Por que será que o poste não se vinga do cachorro abusado fazendo também xixi nele?

Exercitar a capacidade de esticar os olhos para as coisas do cotidiano e imaginar como seriam se fossem feitas de outra maneira pode render grandes idéias para novos e, por que não, já estabelecidos negócios.

Sendo assim, ao invés de uma talvez esperada, e manjada, retrospectiva do ano que passou, parece haver mais apelo sugestivo e, também, subversão, qualidade que todo profissional de Marketing deve ter sempre à mão ou na mochila, aproveitar a data para falar sobre o que pode ser tendência no mercado em 2007.

Nada de previsões sobre a flutuação do câmbio, taxa de juros ou percentual de crescimento da economia, afinal isso, cá entre nós, caro leitor, é tão interessante quanto especial de fim de ano do Roberto Carlos ou entrevista ao vivo de político derrotado em fim de mandato.

Em 2007, a luz no fim do túnel parece mostrar um caminho tortuoso aos patrocínios, sejam eles de eventos nacionais ou locais.

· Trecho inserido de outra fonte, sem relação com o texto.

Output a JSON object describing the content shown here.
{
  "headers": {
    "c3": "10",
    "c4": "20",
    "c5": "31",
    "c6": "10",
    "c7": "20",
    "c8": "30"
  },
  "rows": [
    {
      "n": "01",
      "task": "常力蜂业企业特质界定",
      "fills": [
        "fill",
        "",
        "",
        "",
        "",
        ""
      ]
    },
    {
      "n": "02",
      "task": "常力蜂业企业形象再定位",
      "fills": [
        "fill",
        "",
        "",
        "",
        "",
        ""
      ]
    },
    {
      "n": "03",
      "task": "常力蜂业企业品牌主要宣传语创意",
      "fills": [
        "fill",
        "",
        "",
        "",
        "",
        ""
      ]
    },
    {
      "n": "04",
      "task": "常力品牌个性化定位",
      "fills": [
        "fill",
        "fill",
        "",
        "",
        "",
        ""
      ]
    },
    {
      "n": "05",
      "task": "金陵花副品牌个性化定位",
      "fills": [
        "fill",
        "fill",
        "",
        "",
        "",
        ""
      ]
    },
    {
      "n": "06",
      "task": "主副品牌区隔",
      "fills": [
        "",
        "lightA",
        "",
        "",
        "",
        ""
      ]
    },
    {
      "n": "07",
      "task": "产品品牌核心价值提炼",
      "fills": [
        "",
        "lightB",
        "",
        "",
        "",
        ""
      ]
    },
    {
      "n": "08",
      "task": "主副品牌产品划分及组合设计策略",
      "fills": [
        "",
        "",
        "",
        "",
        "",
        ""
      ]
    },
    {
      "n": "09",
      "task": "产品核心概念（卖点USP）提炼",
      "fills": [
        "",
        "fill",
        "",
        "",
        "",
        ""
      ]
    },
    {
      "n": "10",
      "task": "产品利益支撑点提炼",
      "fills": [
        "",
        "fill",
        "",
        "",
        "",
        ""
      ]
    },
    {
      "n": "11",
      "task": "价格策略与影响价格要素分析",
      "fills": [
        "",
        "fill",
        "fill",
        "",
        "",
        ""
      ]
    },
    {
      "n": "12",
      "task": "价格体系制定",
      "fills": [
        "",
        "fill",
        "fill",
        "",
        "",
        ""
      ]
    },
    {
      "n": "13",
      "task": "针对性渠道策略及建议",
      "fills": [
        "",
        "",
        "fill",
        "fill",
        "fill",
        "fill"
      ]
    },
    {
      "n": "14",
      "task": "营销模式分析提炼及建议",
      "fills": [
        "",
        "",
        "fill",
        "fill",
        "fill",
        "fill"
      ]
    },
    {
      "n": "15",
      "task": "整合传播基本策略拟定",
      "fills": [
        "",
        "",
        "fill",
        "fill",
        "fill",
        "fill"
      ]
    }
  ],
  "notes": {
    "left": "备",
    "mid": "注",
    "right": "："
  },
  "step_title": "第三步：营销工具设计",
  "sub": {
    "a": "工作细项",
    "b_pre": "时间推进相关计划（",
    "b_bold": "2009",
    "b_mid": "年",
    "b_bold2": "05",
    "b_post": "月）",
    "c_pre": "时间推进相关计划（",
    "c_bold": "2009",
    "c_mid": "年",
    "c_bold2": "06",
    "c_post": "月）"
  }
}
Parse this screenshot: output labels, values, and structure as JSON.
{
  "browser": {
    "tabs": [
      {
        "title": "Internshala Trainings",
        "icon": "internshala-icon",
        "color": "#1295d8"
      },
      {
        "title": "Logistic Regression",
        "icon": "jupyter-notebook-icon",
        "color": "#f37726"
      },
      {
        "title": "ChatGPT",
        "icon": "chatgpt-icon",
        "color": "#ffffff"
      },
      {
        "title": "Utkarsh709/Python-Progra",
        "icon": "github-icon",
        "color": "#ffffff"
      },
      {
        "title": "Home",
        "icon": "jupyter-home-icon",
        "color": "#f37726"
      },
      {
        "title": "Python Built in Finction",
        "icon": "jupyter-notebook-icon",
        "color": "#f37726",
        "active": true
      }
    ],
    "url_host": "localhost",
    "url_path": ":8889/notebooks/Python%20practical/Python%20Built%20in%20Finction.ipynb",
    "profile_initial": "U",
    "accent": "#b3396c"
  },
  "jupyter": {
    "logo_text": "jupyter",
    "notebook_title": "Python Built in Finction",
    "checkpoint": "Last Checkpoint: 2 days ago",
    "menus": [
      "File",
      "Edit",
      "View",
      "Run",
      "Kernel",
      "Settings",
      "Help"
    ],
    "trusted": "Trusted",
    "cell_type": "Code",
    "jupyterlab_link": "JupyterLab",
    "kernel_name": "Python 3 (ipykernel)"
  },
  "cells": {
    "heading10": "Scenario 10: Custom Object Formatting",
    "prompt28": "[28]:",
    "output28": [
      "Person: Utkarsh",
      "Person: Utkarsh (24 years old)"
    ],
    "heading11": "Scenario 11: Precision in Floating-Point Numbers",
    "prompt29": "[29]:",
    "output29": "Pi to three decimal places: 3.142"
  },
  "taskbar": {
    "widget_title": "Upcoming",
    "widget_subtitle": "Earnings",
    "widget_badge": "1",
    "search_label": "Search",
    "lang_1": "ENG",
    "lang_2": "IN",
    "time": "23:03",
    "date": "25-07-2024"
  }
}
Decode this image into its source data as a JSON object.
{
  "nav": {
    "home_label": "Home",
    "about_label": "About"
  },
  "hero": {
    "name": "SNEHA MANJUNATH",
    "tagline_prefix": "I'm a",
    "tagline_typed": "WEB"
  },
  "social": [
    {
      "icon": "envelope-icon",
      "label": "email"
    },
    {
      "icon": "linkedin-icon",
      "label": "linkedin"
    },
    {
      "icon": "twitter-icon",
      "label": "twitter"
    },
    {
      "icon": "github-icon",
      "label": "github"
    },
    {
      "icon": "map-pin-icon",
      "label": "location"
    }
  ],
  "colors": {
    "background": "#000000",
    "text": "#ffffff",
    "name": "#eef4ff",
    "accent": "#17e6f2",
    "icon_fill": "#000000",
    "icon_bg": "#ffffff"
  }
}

No Rio de Janeiro, por exemplo, o Unibanco não renovou o contrato com o espaço que levava seu nome: um complexo de salas de exibição de filmes fora do circuito comercial.

Ainda na sitiada Cidade Maravilhosa, a operadora de celular Claro, por sua vez, cortou o sinal do Claro Hall, casa de espetáculos que sobrevivia às suas custas, além de, em declaração do presidente da empresa, João Cox, deixar no ar a ameaça de rever patrocínios como o do show dos Rolling Stones.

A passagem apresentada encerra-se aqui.